The fixed-effect meta-analyses based on the data sets with individuals of European ancestry were performed on the cleaned files using METAL59, with the ‘Effective N’ as weight and adjustment for genomic control (lambda (λ)) for each cohort. Cohorts with an ‘Effective N’ < 50 were excluded from the meta-analyses. We did not apply genomic control on the meta-analyses results, since there was limited inflation (all λ < 1.04, Supplementary Fig. 1).

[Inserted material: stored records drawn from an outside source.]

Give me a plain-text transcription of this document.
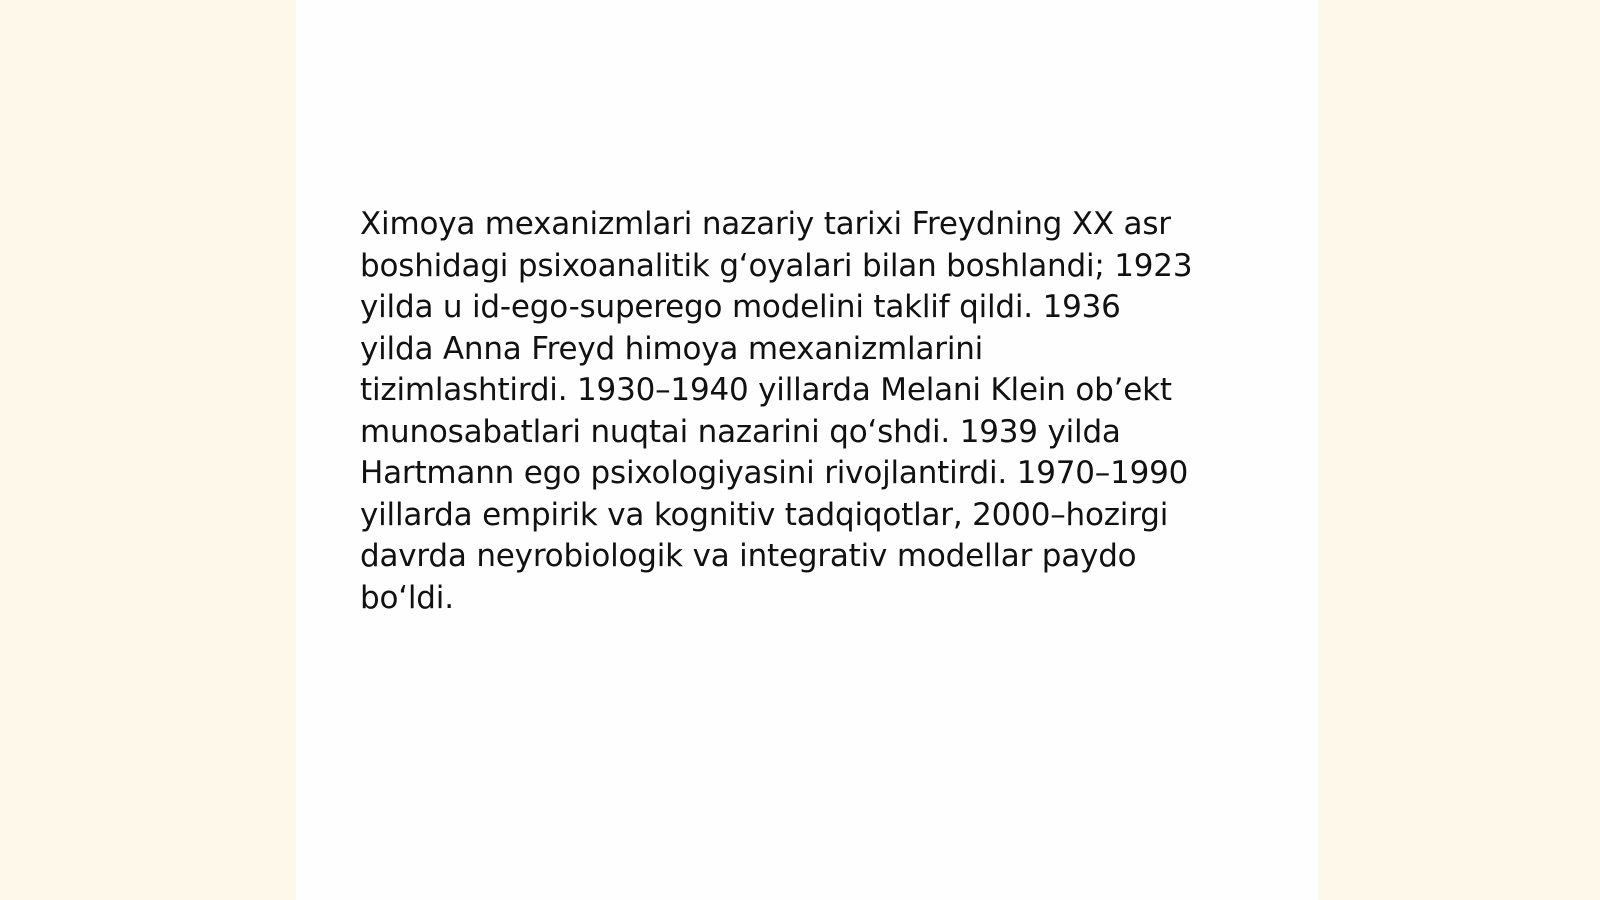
Ximoya mexanizmlari nazariy tarixi Freydning XX asr
boshidagi psixoanalitik g‘oyalari bilan boshlandi; 1923
yilda u id-ego-superego modelini taklif qildi. 1936
yilda Anna Freyd himoya mexanizmlarini
tizimlashtirdi. 1930–1940 yillarda Melani Klein ob’ekt
munosabatlari nuqtai nazarini qo‘shdi. 1939 yilda
Hartmann ego psixologiyasini rivojlantirdi. 1970–1990
yillarda empirik va kognitiv tadqiqotlar, 2000–hozirgi
davrda neyrobiologik va integrativ modellar paydo
bo‘ldi.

The trans-ethnic meta-analyses were performed using the random-effects model of Han and Eskin, implemented in METASOFT60. This model separates hypothesis testing from the estimation of the effect size, which allows the test to better model the between-study heterogeneity that is typically encountered in a trans-ethnic meta-analysis. Prior to using METASOFT, study-specific results were filtered as described above, which included removing genetic variants with eMAC < 10, and applying genomic control by multiplying each variant’s standard error by the inverse of the square root of the lambda for cohorts with λ > 1.

Genetic variants for which the total ‘Effective N’ was less than half of the maximum ‘Effective N’ were removed from the meta-analyses results.

Conditional analyses

Conditional analyses were performed using the ‘-condition_on’ option implemented in SNPTEST to determine the number of independent signals at the APOE locus. We performed this analysis in the cohorts that were analysed using SNPTEST and for which both the ApoE ε4 and ApoE ε2 variant showed a significant association in the unadjusted analysis (i.e., CEPH and LLS (combined with GEHA Dutch)). In both cohorts, the association of ApoE ε2 remained significant (P < 0.05) after adjustment for ApoE ε4, indicating an independent effect.

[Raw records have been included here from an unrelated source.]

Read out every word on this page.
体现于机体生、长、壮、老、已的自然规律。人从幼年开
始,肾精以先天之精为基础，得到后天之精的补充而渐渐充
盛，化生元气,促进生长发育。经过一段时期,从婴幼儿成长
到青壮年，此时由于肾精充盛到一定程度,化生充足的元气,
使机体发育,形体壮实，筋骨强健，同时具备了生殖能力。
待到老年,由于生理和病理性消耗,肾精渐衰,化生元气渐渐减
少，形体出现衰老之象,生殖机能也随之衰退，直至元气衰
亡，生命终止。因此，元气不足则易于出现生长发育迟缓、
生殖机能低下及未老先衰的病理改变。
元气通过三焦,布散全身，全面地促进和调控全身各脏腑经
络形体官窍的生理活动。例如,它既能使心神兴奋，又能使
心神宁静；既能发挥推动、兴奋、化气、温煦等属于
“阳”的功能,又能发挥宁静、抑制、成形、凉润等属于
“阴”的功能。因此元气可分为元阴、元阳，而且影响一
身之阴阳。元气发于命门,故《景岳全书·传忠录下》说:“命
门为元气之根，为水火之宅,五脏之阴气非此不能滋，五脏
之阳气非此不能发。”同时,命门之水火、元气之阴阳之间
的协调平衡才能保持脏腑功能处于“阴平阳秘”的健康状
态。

Gene-level association analysis

MetaXcan was used to identify genetically predicted tissue-specific expression associations with longevity using the results from the 90th and 99th percentile cases versus all controls meta-analyses25. GTEx version 7 tissue models of genetically predicted expression were used. To maximize the number of genetic variants that MetaXcan could match with tissue models, the MetaXcan SNP annotation file (gtex_v7_hapmapceu_dbsnp150_snp_annot.txt) was used to map variants from the GWA study results file to rsIDs by chromosome, position, and alleles. To control for the false discovery rate when testing multiple genes across multiple tissues, the Storey q-value was applied and a q-value < 0.05 was considered significant61.

Colocalization of the tissue-specific eQTL results from the GTEx project and our longevity meta-analyses results was performed using the ‘coloc.abf’ function implemented in the R-package coloc62.

Genetic correlation analysis

To estimate the genetic correlation between the different phenotypes used in this study, we used LD score regression24. The genetic correlation between the results from the 90th and 99th percentile cases versus all controls meta-analyses and 246 diseases and traits were estimated using the LD Hub web portal (http://ldsc.broadinstitute.org/ldhub/)26. Since LD score regression is currently only possible with data from individuals of European ancestry, we used our meta-analyses results based on the cohorts from populations of European descent only.

Power calculation

The power calculations for the validation in the UK Biobank and for the replication of previously identified loci associated with human lifespan were performed using the Genetic Association Study Power Calculator (http://csg.sph.umich.edu/abecasis/cats/gas_power_calculator/index.html) using an additive disease model and a disease prevalence of 0.1 (90th percentile) or 0.01 (99th percentile).

Reporting summary

Further information on research design is available in the Nature Research Reporting Summary linked to this article.